Knowledge neglect refers to cases when people fail to retrieve and apply previously stored knowledge appropriately into a current situation (Marsh, Umanath, 2014). Perhaps the most famous example of knowledge neglect is the Moses Illusion, discovered in 1981 by Erickson and Mattson. For the illusion, participants are asked to answer the question, “How many pairs of each animal did Moses bring on his ark?” If a participant answers the question by simply saying, “2,” then this is an example of knowledge neglect because the person has failed to apply their previously learned knowledge that Noah was the individual who constructed the arc and herded the animals, not Moses. Another example would be a teacher asking the class, "Who was the main villain in Stephen King's Harry Potter series?" Any fan of the Harry Potter series knows that J. K. Rowling authored the books, however someone might still answer this question without applying their previous knowledge about the correct author, demonstrating knowledge neglect.

A more general example of knowledge neglect can also occur. for instance, when someone is rehearsing lines for a play and then forgets some of the lines while they are performing. The lines were available to the person in their memory but that person failed to access or retrieve them from their memory and use them for the situation, also demonstrating knowledge neglect.

One possible reason that people fall victim to knowledge neglect is because people tend to have a truth bias, meaning that people tend to believe that the information they hear is true. With the truth bias, people are inclined to believe that plausible information is true, regardless of the source of such information or their own prior knowledge. For this reason, individuals may fall victim to knowledge neglect simply because they aren't expecting that what they are being told or reading about will be incorrect.

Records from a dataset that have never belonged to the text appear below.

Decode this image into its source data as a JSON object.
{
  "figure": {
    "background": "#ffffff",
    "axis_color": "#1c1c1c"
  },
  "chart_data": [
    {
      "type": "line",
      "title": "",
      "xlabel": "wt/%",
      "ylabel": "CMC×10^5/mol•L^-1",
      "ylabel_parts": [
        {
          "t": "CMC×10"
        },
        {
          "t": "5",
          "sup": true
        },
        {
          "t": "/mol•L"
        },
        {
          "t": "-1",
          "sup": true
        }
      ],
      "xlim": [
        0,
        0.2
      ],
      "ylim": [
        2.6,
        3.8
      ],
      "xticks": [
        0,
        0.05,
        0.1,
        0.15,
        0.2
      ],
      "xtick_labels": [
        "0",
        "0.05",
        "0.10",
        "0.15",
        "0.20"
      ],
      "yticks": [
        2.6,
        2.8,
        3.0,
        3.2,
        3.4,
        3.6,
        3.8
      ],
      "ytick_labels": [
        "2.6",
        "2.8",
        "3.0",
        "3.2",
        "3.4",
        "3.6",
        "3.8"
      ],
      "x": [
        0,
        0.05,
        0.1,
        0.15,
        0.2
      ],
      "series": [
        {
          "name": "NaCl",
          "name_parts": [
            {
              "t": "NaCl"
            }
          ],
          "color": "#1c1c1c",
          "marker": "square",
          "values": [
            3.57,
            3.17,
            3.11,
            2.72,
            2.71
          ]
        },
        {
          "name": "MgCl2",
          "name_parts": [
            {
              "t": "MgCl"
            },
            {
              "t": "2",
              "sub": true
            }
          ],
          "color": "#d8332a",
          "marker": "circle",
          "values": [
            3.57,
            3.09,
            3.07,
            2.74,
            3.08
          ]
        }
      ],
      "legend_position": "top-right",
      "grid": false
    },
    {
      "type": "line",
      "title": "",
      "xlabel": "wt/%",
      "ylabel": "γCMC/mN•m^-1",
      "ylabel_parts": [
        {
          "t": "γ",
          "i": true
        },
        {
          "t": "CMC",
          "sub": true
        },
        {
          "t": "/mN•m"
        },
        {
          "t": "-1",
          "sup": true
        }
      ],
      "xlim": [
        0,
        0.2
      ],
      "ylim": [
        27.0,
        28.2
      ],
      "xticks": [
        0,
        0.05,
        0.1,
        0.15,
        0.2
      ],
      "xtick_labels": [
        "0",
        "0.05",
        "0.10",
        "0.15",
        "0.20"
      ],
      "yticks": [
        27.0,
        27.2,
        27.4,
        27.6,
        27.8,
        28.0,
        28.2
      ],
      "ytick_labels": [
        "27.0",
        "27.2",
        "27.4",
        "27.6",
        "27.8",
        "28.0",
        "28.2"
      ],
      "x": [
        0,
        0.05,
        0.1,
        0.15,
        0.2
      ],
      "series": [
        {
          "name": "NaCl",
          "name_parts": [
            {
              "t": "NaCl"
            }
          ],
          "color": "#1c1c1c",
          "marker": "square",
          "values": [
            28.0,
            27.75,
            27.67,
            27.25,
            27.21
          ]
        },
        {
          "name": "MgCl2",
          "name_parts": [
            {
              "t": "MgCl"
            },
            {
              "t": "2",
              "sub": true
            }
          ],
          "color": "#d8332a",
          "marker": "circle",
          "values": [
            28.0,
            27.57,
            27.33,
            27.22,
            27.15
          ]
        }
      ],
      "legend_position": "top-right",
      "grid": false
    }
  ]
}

Knowledge neglect could also be explained by the idea that people's attention is often fragmented, and that their cognitive ability is being used to examine the meaning of what they are reading or hearing about, rather than detecting errors in validity. For example, while reading stories or detecting/answering distorted questions, the participant is doing a lot and may not have the processing resources available to assess whether or not the information is true (Marsh, Umanath 2014). The reader of a story is processing a plot line, keeping track of characters, and more generally, building a mental model of the text (e.g., Bower & Morrow, 1990; Johnson‐ Laird, 1983); catching contradictions with stored knowledge is thus, not the main focus of the reader (Marsh, Umanath 2014).